Jaya – the grand-daughter – came to India from the USA to heal her pain after three miscarriages and the separation from her husband. There, she learns the story of her grandmother from an untouchable, who worked in his grand parents’ house as a faithful servant. Jaya learns of her true heritage when her grand-mother’s secret is revealed by her by that faithful servant. She learns her mother is a fruit of the passion between her grand-mother and a British officer she loved. In healing her own pain, she re-lives her grand-mother’s tough choices of staying in the marriage her parents arranged for her; staying with other other three sons when asked by the man she loved to leave with him and their daughter; stopping to do what she loved – teach and write stories – when family duties called.

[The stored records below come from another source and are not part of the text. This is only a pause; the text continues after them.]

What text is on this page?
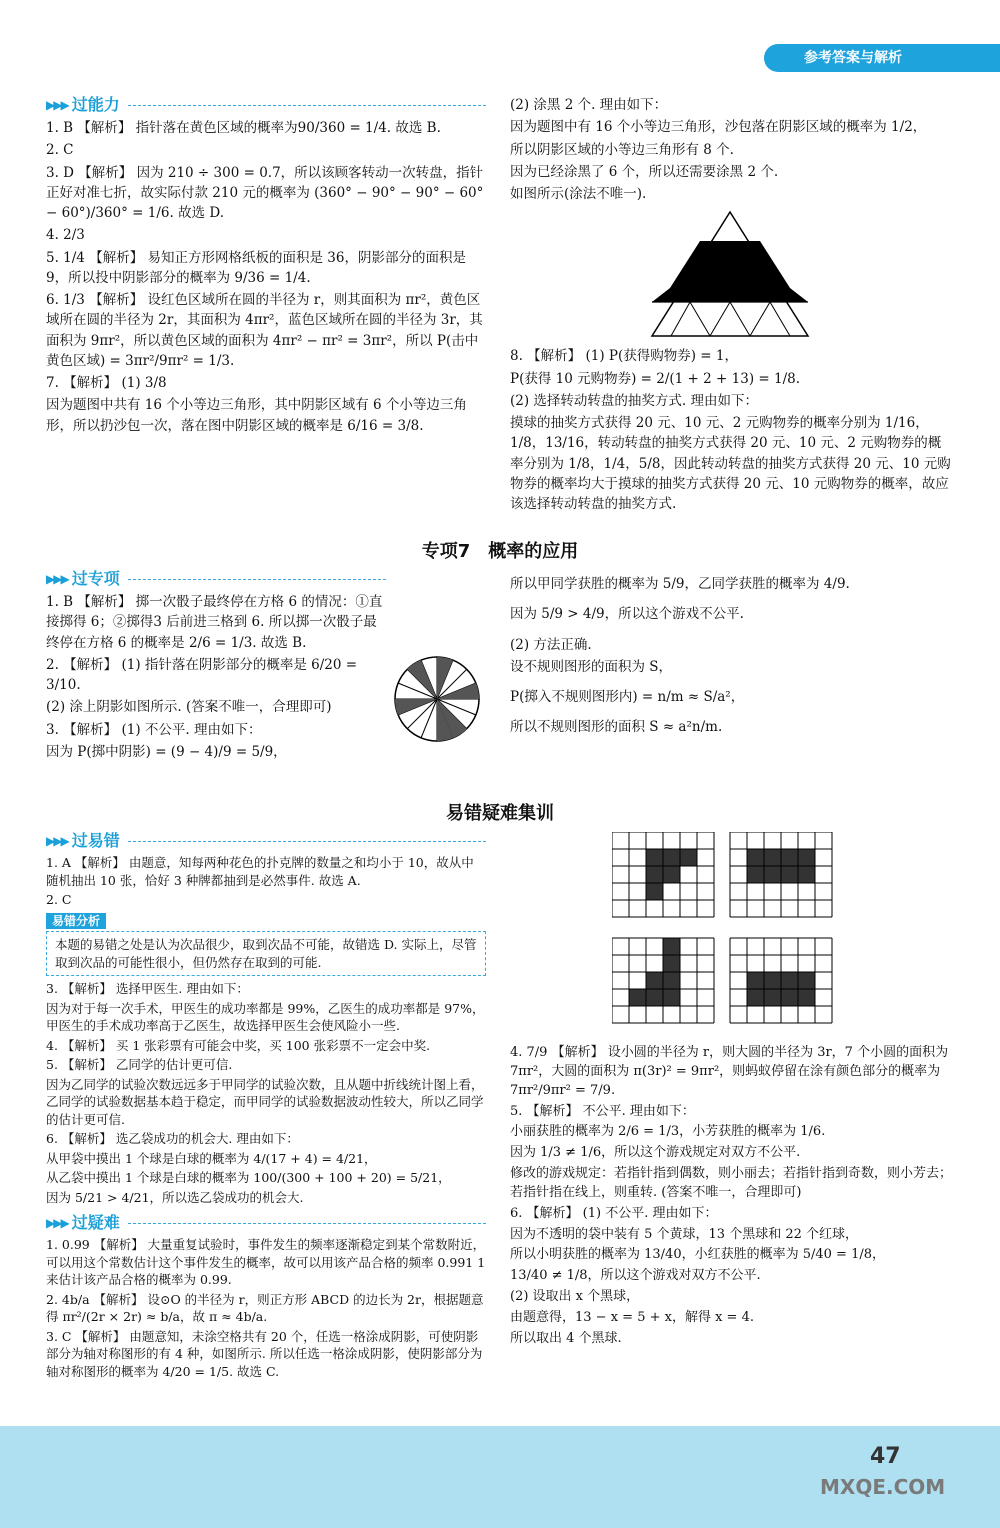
参考答案与解析
▶▶▶ 过能力

1. B 【解析】 指针落在黄色区域的概率为90/360 = 1/4. 故选 B.

2. C

3. D 【解析】 因为 210 ÷ 300 = 0.7，所以该顾客转动一次转盘，指针正好对准七折，故实际付款 210 元的概率为 (360° − 90° − 90° − 60° − 60°)/360° = 1/6. 故选 D.

4. 2/3

5. 1/4 【解析】 易知正方形网格纸板的面积是 36，阴影部分的面积是 9，所以投中阴影部分的概率为 9/36 = 1/4.

6. 1/3 【解析】 设红色区域所在圆的半径为 r，则其面积为 πr²，黄色区域所在圆的半径为 2r，其面积为 4πr²，蓝色区域所在圆的半径为 3r，其面积为 9πr²，所以黄色区域的面积为 4πr² − πr² = 3πr²，所以 P(击中黄色区域) = 3πr²/9πr² = 1/3.

7. 【解析】 (1) 3/8

因为题图中共有 16 个小等边三角形，其中阴影区域有 6 个小等边三角形，所以扔沙包一次，落在图中阴影区域的概率是 6/16 = 3/8.

(2) 涂黑 2 个. 理由如下：

因为题图中有 16 个小等边三角形，沙包落在阴影区域的概率为 1/2，

所以阴影区域的小等边三角形有 8 个.

因为已经涂黑了 6 个，所以还需要涂黑 2 个.

如图所示(涂法不唯一).

8. 【解析】 (1) P(获得购物券) = 1，

P(获得 10 元购物券) = 2/(1 + 2 + 13) = 1/8.

(2) 选择转动转盘的抽奖方式. 理由如下：

摸球的抽奖方式获得 20 元、10 元、2 元购物券的概率分别为 1/16，1/8，13/16，转动转盘的抽奖方式获得 20 元、10 元、2 元购物券的概率分别为 1/8，1/4，5/8，因此转动转盘的抽奖方式获得 20 元、10 元购物券的概率均大于摸球的抽奖方式获得 20 元、10 元购物券的概率，故应该选择转动转盘的抽奖方式.

专项7　概率的应用
▶▶▶ 过专项

1. B 【解析】 掷一次骰子最终停在方格 6 的情况：①直接掷得 6；②掷得3 后前进三格到 6. 所以掷一次骰子最终停在方格 6 的概率是 2/6 = 1/3. 故选 B.

2. 【解析】 (1) 指针落在阴影部分的概率是 6/20 = 3/10.

(2) 涂上阴影如图所示. (答案不唯一，合理即可)

3. 【解析】 (1) 不公平. 理由如下：

因为 P(掷中阴影) = (9 − 4)/9 = 5/9，

所以甲同学获胜的概率为 5/9，乙同学获胜的概率为 4/9.

因为 5/9 > 4/9，所以这个游戏不公平.

(2) 方法正确.

设不规则图形的面积为 S，

P(掷入不规则图形内) = n/m ≈ S/a²，

所以不规则图形的面积 S ≈ a²n/m.

易错疑难集训
▶▶▶ 过易错

1. A 【解析】 由题意，知每两种花色的扑克牌的数量之和均小于 10，故从中随机抽出 10 张，恰好 3 种牌都抽到是必然事件. 故选 A.

2. C

易错分析
本题的易错之处是认为次品很少，取到次品不可能，故错选 D. 实际上，尽管取到次品的可能性很小，但仍然存在取到的可能.

3. 【解析】 选择甲医生. 理由如下：

因为对于每一次手术，甲医生的成功率都是 99%，乙医生的成功率都是 97%，甲医生的手术成功率高于乙医生，故选择甲医生会使风险小一些.

4. 【解析】 买 1 张彩票有可能会中奖，买 100 张彩票不一定会中奖.

5. 【解析】 乙同学的估计更可信.

因为乙同学的试验次数远远多于甲同学的试验次数，且从题中折线统计图上看，乙同学的试验数据基本趋于稳定，而甲同学的试验数据波动性较大，所以乙同学的估计更可信.

6. 【解析】 选乙袋成功的机会大. 理由如下：

从甲袋中摸出 1 个球是白球的概率为 4/(17 + 4) = 4/21，

从乙袋中摸出 1 个球是白球的概率为 100/(300 + 100 + 20) = 5/21，

因为 5/21 > 4/21，所以选乙袋成功的机会大.

▶▶▶ 过疑难

1. 0.99 【解析】 大量重复试验时，事件发生的频率逐渐稳定到某个常数附近，可以用这个常数估计这个事件发生的概率，故可以用该产品合格的频率 0.991 1 来估计该产品合格的概率为 0.99.

2. 4b/a 【解析】 设⊙O 的半径为 r，则正方形 ABCD 的边长为 2r，根据题意得 πr²/(2r × 2r) ≈ b/a，故 π ≈ 4b/a.

3. C 【解析】 由题意知，未涂空格共有 20 个，任选一格涂成阴影，可使阴影部分为轴对称图形的有 4 种，如图所示. 所以任选一格涂成阴影，使阴影部分为轴对称图形的概率为 4/20 = 1/5. 故选 C.

4. 7/9 【解析】 设小圆的半径为 r，则大圆的半径为 3r，7 个小圆的面积为 7πr²，大圆的面积为 π(3r)² = 9πr²，则蚂蚁停留在涂有颜色部分的概率为 7πr²/9πr² = 7/9.

5. 【解析】 不公平. 理由如下：

小丽获胜的概率为 2/6 = 1/3，小芳获胜的概率为 1/6.

因为 1/3 ≠ 1/6，所以这个游戏规定对双方不公平.

修改的游戏规定：若指针指到偶数，则小丽去；若指针指到奇数，则小芳去；若指针指在线上，则重转. (答案不唯一，合理即可)

6. 【解析】 (1) 不公平. 理由如下：

因为不透明的袋中装有 5 个黄球，13 个黑球和 22 个红球，

所以小明获胜的概率为 13/40，小红获胜的概率为 5/40 = 1/8，

13/40 ≠ 1/8，所以这个游戏对双方不公平.

(2) 设取出 x 个黑球，

由题意得，13 − x = 5 + x，解得 x = 4.

所以取出 4 个黑球.

47
MXQE.COM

In the story, the grand-mother dies young in very tragic circumstances. The author portraits the grand-daughter as a living testament to the materialisation of aspirations of a generation who although oppressed kept her dignity and left a legacy.

The story has a happy end of healing found by those who sought it. Although it gave the book a predictable end, it was just fine, after the intensity if the two parallel life stories of the grand mother and grand-daughter, who “found” each other 30 years after through storytelling.

While some reviews find the book not very exciting, it matched my reading needs at this stage. Even it it is fiction, stories of vulnerable deserve to be told in any form and cherished by those who live to harness the sacrifices made by generations before.